Shattered Wig #28

Shattered Wig #28
Coming In November!

Friday, December 14, 2012

November 30th Shattered Wig Night: A Booking Guy's Dream



It had been a year since the last Wig Night and many hairs lost and swirled down the old tub drain. For some reason I still get more nervous about these events than any kind of half-cocked performance I myself could do in front of folks. I guess it's the party throwing experience of worrying whether anyone will show and if they do, will they be happy or trash the couch and spill drinks on the oriental rug of your soul.

It was a fresh rollicking night from the get go since the long dormant 218 W. Saratoga building now also houses a gallery and none other than Julie "Never Saw An Event That Couldn't Be Helped By Some Bare Nips" Fisher was holding one of her wild erotic somethn' somethin' events. I even saw a blurry Plushie!



The lineup this brisk November night was golden and drew in around 60 folks despite the usual Baltimore flood of events these days.

The first reader was Cort (C.L.) Bledsoe who I'd first seen at Artichoke Haircut readings. He quickly took the air out of my Macy's Popeye balloon from finding out I'd been nominated for a Pushcart Prize by telling me he'd been nominated for three Pushcarts this year and that omnipresent sea mollusk Joyce Carol Oates was one of the judges. If you could go back in time, would you go back to when Joyce Carol was a kid so that you could live next door to her and traumatize her so that when she grew up to drop a novel every few weeks there might be something interesting in them? Break her Fisher Price typewriter for starters?


(ABOVE - Bledsoe with a very contented smile after telling me that my Pushcart nomination, like my 52 years, is meaningless)

Between scheduled readers we had a special visitation of Twain's spirit due to it being his birthday and it being a literary type event he hopefully would not have despised. His spirit was ably channeled by Alan Reese who spun some Clemmens' gold off the cuff and enchanted the crowd. Many thanks for that Alan.
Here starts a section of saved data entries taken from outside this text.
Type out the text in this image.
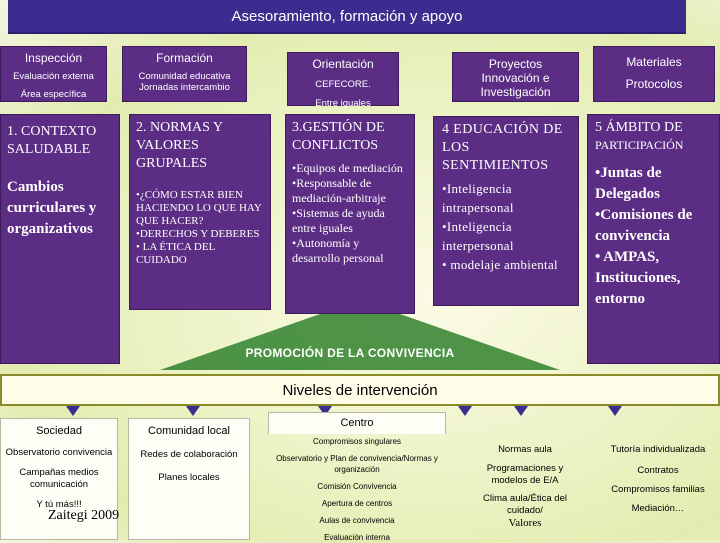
Asesoramiento, formación y apoyo
Inspección
Evaluación externa
Área específica
Formación
Comunidad educativa Jornadas intercambio
Orientación
CEFECORE.
Entre iguales
Proyectos Innovación e Investigación
Materiales
Protocolos
PROMOCIÓN DE LA CONVIVENCIA
1. CONTEXTO SALUDABLE
Cambios curriculares y organizativos
2. NORMAS Y VALORES GRUPALES
•¿CÓMO ESTAR BIEN HACIENDO LO QUE HAY QUE HACER?
•DERECHOS Y DEBERES
• LA ÉTICA DEL CUIDADO
3.GESTIÓN DE CONFLICTOS
•Equipos de mediación
•Responsable de mediación-arbitraje
•Sistemas de ayuda entre iguales
•Autonomía y desarrollo personal
4 EDUCACIÓN DE LOS SENTIMIENTOS
•Inteligencia intrapersonal
•Inteligencia interpersonal
• modelaje ambiental
5 ÁMBITO DE
PARTICIPACIÓN
•Juntas de Delegados
•Comisiones de convivencia
• AMPAS, Instituciones, entorno
Niveles de intervención
Sociedad
Observatorio convivencia
Campañas medios comunicación
Y tú más!!!
Zaitegi 2009
Comunidad local
Redes de colaboración
Planes locales
Centro
Compromisos singulares
Observatorio y Plan de convivencia/Normas y organización
Comisión Convivencia
Apertura de centros
Aulas de convivencia
Evaluación interna
Normas aula
Programaciones y modelos de E/A
Clima aula/Ética del cuidado/
Valores
Tutoría individualizada
Contratos
Compromisos familias
Mediación…
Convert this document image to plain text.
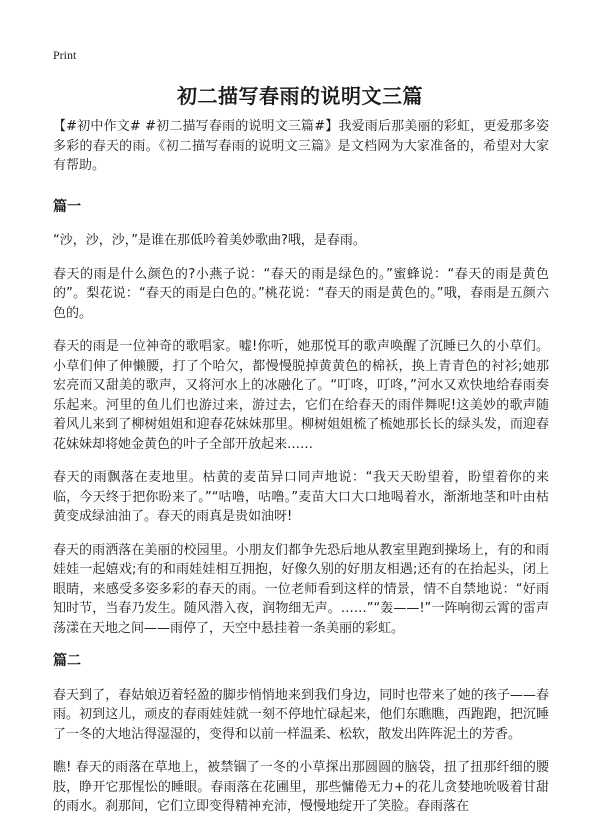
Print
初二描写春雨的说明文三篇

【#初中作文# #初二描写春雨的说明文三篇#】我爱雨后那美丽的彩虹，更爱那多姿多彩的春天的雨。《初二描写春雨的说明文三篇》是文档网为大家准备的，希望对大家有帮助。

篇一

“沙，沙，沙，”是谁在那低吟着美妙歌曲?哦，是春雨。

春天的雨是什么颜色的?小燕子说：“春天的雨是绿色的。”蜜蜂说：“春天的雨是黄色的”。梨花说：“春天的雨是白色的。”桃花说：“春天的雨是黄色的。”哦，春雨是五颜六色的。

春天的雨是一位神奇的歌唱家。嘘!你听，她那悦耳的歌声唤醒了沉睡已久的小草们。小草们伸了伸懒腰，打了个哈欠，都慢慢脱掉黄黄色的棉袄，换上青青色的衬衫;她那宏亮而又甜美的歌声，又将河水上的冰融化了。“叮咚，叮咚，”河水又欢快地给春雨奏乐起来。河里的鱼儿们也游过来，游过去，它们在给春天的雨伴舞呢!这美妙的歌声随着风儿来到了柳树姐姐和迎春花妹妹那里。柳树姐姐梳了梳她那长长的绿头发，而迎春花妹妹却将她金黄色的叶子全部开放起来……

春天的雨飘落在麦地里。枯黄的麦苗异口同声地说：“我天天盼望着，盼望着你的来临，今天终于把你盼来了。”“咕噜，咕噜。”麦苗大口大口地喝着水，渐渐地茎和叶由枯黄变成绿油油了。春天的雨真是贵如油呀!

春天的雨洒落在美丽的校园里。小朋友们都争先恐后地从教室里跑到操场上，有的和雨娃娃一起嬉戏;有的和雨娃娃相互拥抱，好像久别的好朋友相遇;还有的在抬起头，闭上眼睛，来感受多姿多彩的春天的雨。一位老师看到这样的情景，情不自禁地说：“好雨知时节，当春乃发生。随风潜入夜，润物细无声。……”“轰——!”一阵响彻云霄的雷声荡漾在天地之间——雨停了，天空中悬挂着一条美丽的彩虹。

篇二

春天到了，春姑娘迈着轻盈的脚步悄悄地来到我们身边，同时也带来了她的孩子——春雨。初到这儿，顽皮的春雨娃娃就一刻不停地忙碌起来，他们东瞧瞧，西跑跑，把沉睡了一冬的大地沾得湿湿的，变得和以前一样温柔、松软，散发出阵阵泥土的芳香。

瞧! 春天的雨落在草地上，被禁锢了一冬的小草探出那圆圆的脑袋，扭了扭那纤细的腰肢，睁开它那惺忪的睡眼。春雨落在花圃里，那些慵倦无力+的花儿贪婪地吮吸着甘甜的雨水。刹那间，它们立即变得精神充沛，慢慢地绽开了笑脸。春雨落在
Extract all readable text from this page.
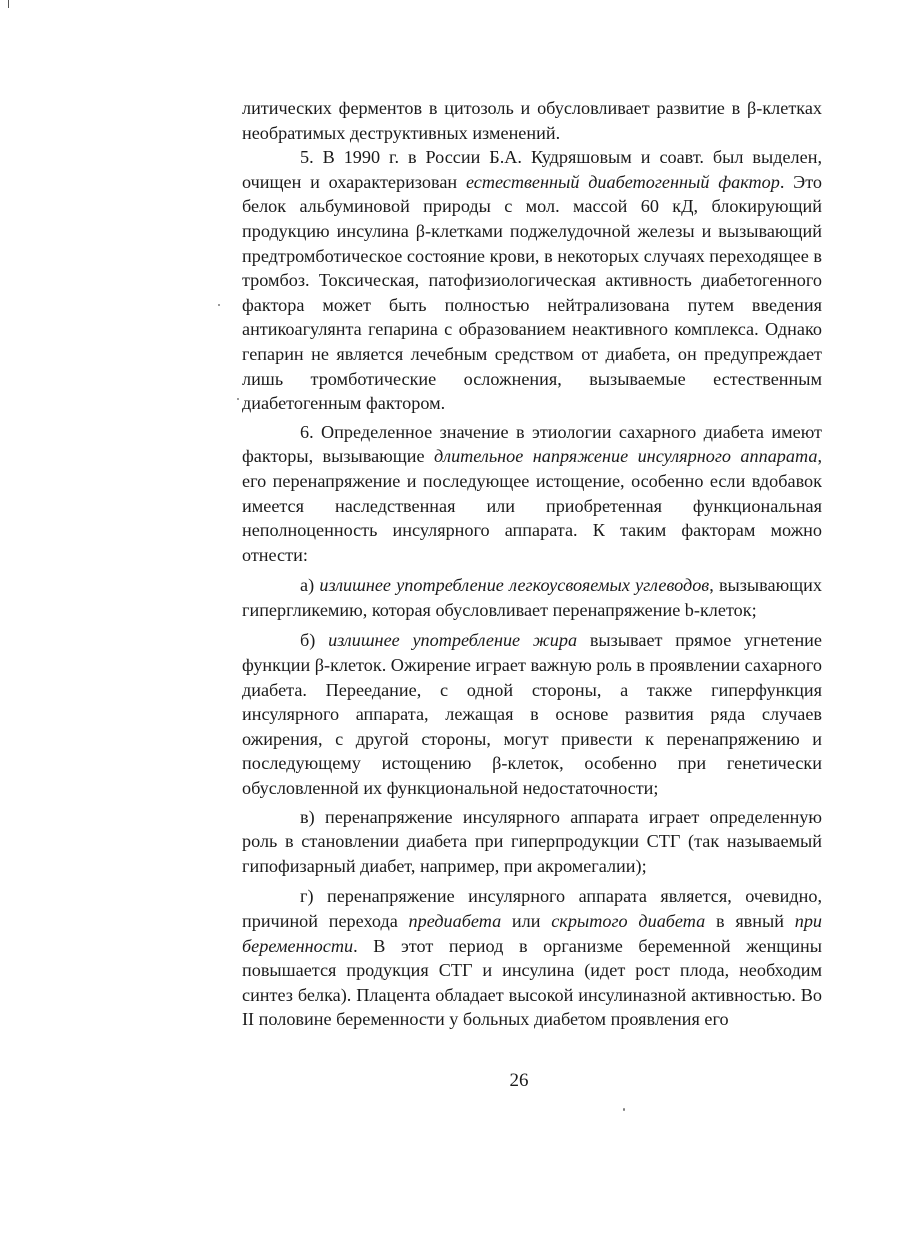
литических ферментов в цитозоль и обусловливает развитие в β-клетках необратимых деструктивных изменений.

5. В 1990 г. в России Б.А. Кудряшовым и соавт. был выделен, очищен и охарактеризован естественный диабетогенный фактор. Это белок альбуминовой природы с мол. массой 60 кД, блокирующий продукцию инсулина β-клетками поджелудочной железы и вызывающий предтромботическое состояние крови, в некоторых случаях переходящее в тромбоз. Токсическая, патофизиологическая активность диабетогенного фактора может быть полностью нейтрализована путем введения антикоагулянта гепарина с образованием неактивного комплекса. Однако гепарин не является лечебным средством от диабета, он предупреждает лишь тромботические осложнения, вызываемые естественным диабетогенным фактором.

6. Определенное значение в этиологии сахарного диабета имеют факторы, вызывающие длительное напряжение инсулярного аппарата, его перенапряжение и последующее истощение, особенно если вдобавок имеется наследственная или приобретенная функциональная неполноценность инсулярного аппарата. К таким факторам можно отнести:

а) излишнее употребление легкоусвояемых углеводов, вызывающих гипергликемию, которая обусловливает перенапряжение b-клеток;

б) излишнее употребление жира вызывает прямое угнетение функции β-клеток. Ожирение играет важную роль в проявлении сахарного диабета. Переедание, с одной стороны, а также гиперфункция инсулярного аппарата, лежащая в основе развития ряда случаев ожирения, с другой стороны, могут привести к перенапряжению и последующему истощению β-клеток, особенно при генетически обусловленной их функциональной недостаточности;

в) перенапряжение инсулярного аппарата играет определенную роль в становлении диабета при гиперпродукции СТГ (так называемый гипофизарный диабет, например, при акромегалии);

г) перенапряжение инсулярного аппарата является, очевидно, причиной перехода предиабета или скрытого диабета в явный при беременности. В этот период в организме беременной женщины повышается продукция СТГ и инсулина (идет рост плода, необходим синтез белка). Плацента обладает высокой инсулиназной активностью. Во II половине беременности у больных диабетом проявления его

26
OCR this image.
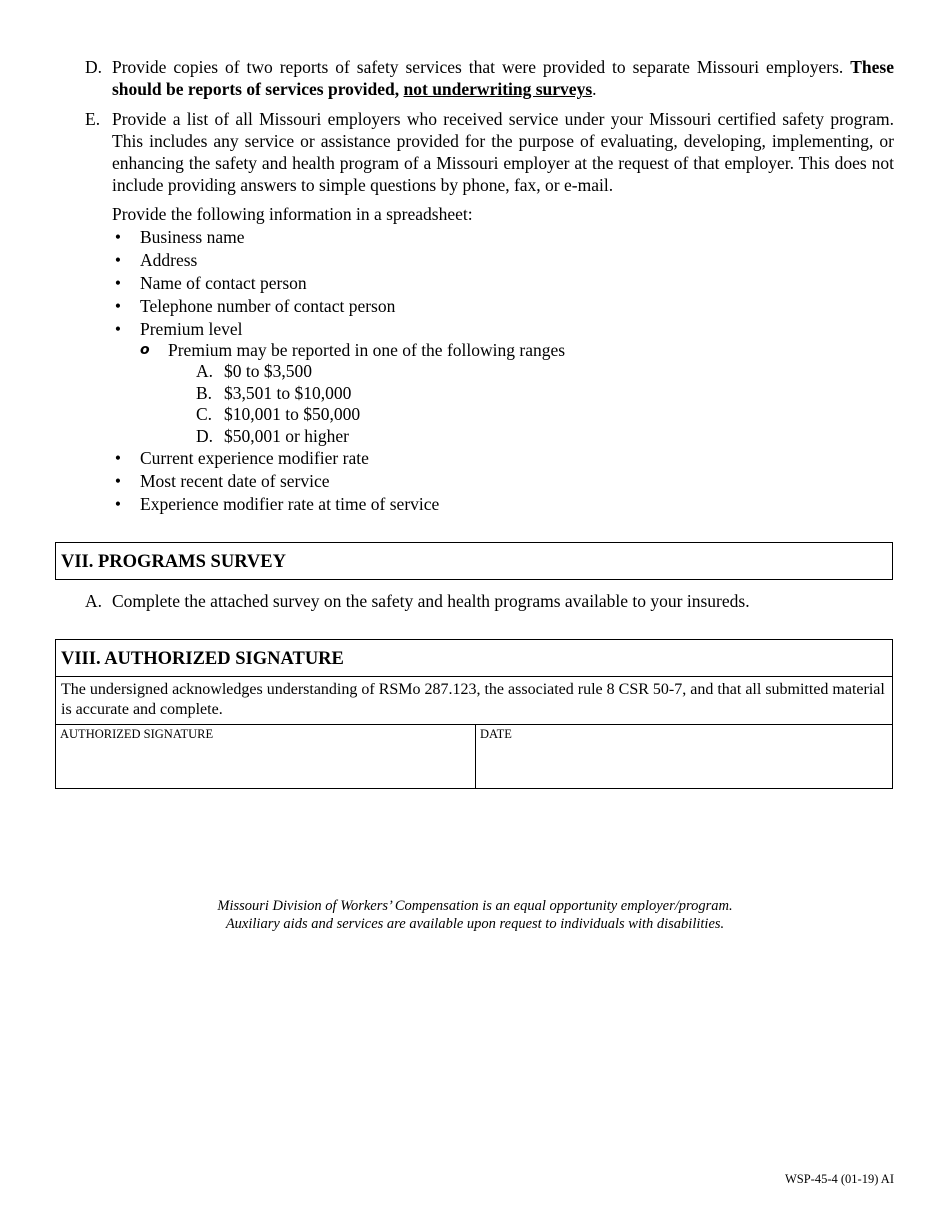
D. Provide copies of two reports of safety services that were provided to separate Missouri employers. These should be reports of services provided, not underwriting surveys.
E. Provide a list of all Missouri employers who received service under your Missouri certified safety program. This includes any service or assistance provided for the purpose of evaluating, developing, implementing, or enhancing the safety and health program of a Missouri employer at the request of that employer. This does not include providing answers to simple questions by phone, fax, or e-mail.
Provide the following information in a spreadsheet:
• Business name
• Address
• Name of contact person
• Telephone number of contact person
• Premium level
o Premium may be reported in one of the following ranges
A. $0 to $3,500
B. $3,501 to $10,000
C. $10,001 to $50,000
D. $50,001 or higher
• Current experience modifier rate
• Most recent date of service
• Experience modifier rate at time of service
VII. PROGRAMS SURVEY
A. Complete the attached survey on the safety and health programs available to your insureds.
VIII. AUTHORIZED SIGNATURE
The undersigned acknowledges understanding of RSMo 287.123, the associated rule 8 CSR 50-7, and that all submitted material is accurate and complete.
AUTHORIZED SIGNATURE	DATE
Missouri Division of Workers’ Compensation is an equal opportunity employer/program.
Auxiliary aids and services are available upon request to individuals with disabilities.
WSP-45-4 (01-19) AI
And who could possibly have the effervescent gravitas to follow the haint of a literary legend but the ever brilliant and commanding Heather Fuller? Not only is her writing brilliant and fresh, but she also has a relaxed pro delivery that kept folks' Friday brains off the bar. She did not one but two funny scathing pieces about the bacterial squelch named Dick Cheney receiving a new heart. My aged fingers shook too much when I took her picture on stage, so here is a repeat of a photo where she could be in the dictionary next to "Health":



After Baltimore's Greatest Living Human & Artist Laure Drogoul watered down the crowd with bar beverages during intermissions, the sublime Omoo Omoo took the stage. With only guitar and a few effects pedals he transported me once again to verdant spaces near waterfalls. Intricate and surefooted yet never predictable his compositions be. The biggest surprise of the night after seeing the Plushie upstairs rub a one legged man's bare foot with an orange Louffa was when I asked Omoo Omoo after his set if he had cds to sell and he said Yes! These hairy youngsters of New Folk don't usually get the merch together. Pick up the Omoo Omoo cd. It's very different from the live experience, more like almost new age krautrock, but awfully damn good.



The grand finale was Saint Nathan Bell taking the stage with Kate Porter on cello and Eric Franklin on electronics. Nathan never fails to hit me down deep in my gut and this night was no exception. His interweaving with Kate's cello, a standout for me from his amazing "Colors" lp, was a particular treat. Sadly, he was having problems with his banjo strings so the set got cut slightly short, but that left folks time to move to an after party and time for me and Madame Drogoul to discuss mortality, Baltimore and the afterlife. Her altar has expanded with the grand spirits of Morris Martick and Chris Toll and we wished them a good night.

1 comment:

  1. It was a great night. Thanks so much for having me. I kind of wish I'd gone to the plushy thing, though...Maybe have a Mark Twain plushy at the next one? And I don't actually know that JCO is a judge this year. She was for most of the Pushcart's existence, though. But you'll always win the Pushcart of my heart, Rupurt.